Based on the numbers, Dr. Kruszelnicki says planes and boats disappear in the Bermuda Triangle area for exactly the same reason as they do everywhere else … weather and operator error. He uses the famous 1945 vanishing of Flight 19 as an example. The training flight of five TBM Avenger torpedo bombers disappeared on December 5, 1945, somewhere in the triangle area. Dr Kruszelnicki notes that radio transcripts show that the squadron most likely ran out of fuel due to the inexperience of the junior pilots and navigational and judgmental errors made by Flight 19’s leader, Lieutenant Charles Taylor.
“(Lt. Taylor) arrived with a hangover, flew off without a watch, and had a history of getting lost and ditching his plane twice before.”
The mystery deepened at the time when a PBM Mariner flying boat rescue aircraft with a 13-man crew also disappeared. Dr Kruszelnicki points out that the weather was bad, the waves were high and the Mariner was prone to vapor leaks when fully fueled, which caused the planes to explode. Guess what happened, according to a tanker in the area?
“The plane that went to rescue then went missing was seen to blow up.”
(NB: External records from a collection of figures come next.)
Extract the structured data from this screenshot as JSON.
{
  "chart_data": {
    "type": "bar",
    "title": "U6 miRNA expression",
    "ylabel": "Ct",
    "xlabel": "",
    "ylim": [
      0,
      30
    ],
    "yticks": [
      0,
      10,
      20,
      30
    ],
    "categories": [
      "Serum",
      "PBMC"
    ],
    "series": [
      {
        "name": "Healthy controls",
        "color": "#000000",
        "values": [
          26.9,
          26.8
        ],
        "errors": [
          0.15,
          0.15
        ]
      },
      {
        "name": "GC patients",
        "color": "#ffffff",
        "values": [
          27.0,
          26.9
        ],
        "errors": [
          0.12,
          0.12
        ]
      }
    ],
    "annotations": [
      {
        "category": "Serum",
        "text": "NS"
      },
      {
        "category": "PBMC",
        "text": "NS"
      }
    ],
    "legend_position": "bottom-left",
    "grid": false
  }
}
It didn’t vanish without a trace. Dr. Kruszelnicki blames many of the Bermuda Triangle theories on Charles Berlitz, author of the 1974 book The Bermuda Triangle, who said “the people and planes and ships that have reportedly disappeared in the Bermuda Triangle have been victims of some sort of electromagnetic disturbances that cause them to disintegrate and fall into the sea.”
Does the Bermuda Triangle mystery needle point to Kruszelnicki, Berlitz or somewhere in the middle? Many Triangle vanishings like Flight 19 and its rescue plane have been explained by weather or errors. But not all of them. Statistics, trend analyses and extrapolations are excellent tools and reliable enough that Lloyds of London bets vast sums of money on them. But are they foolproof?
Who would you rather have planning your next Atlantic crossing – an actuary or an actual Bermuda Triangle believer?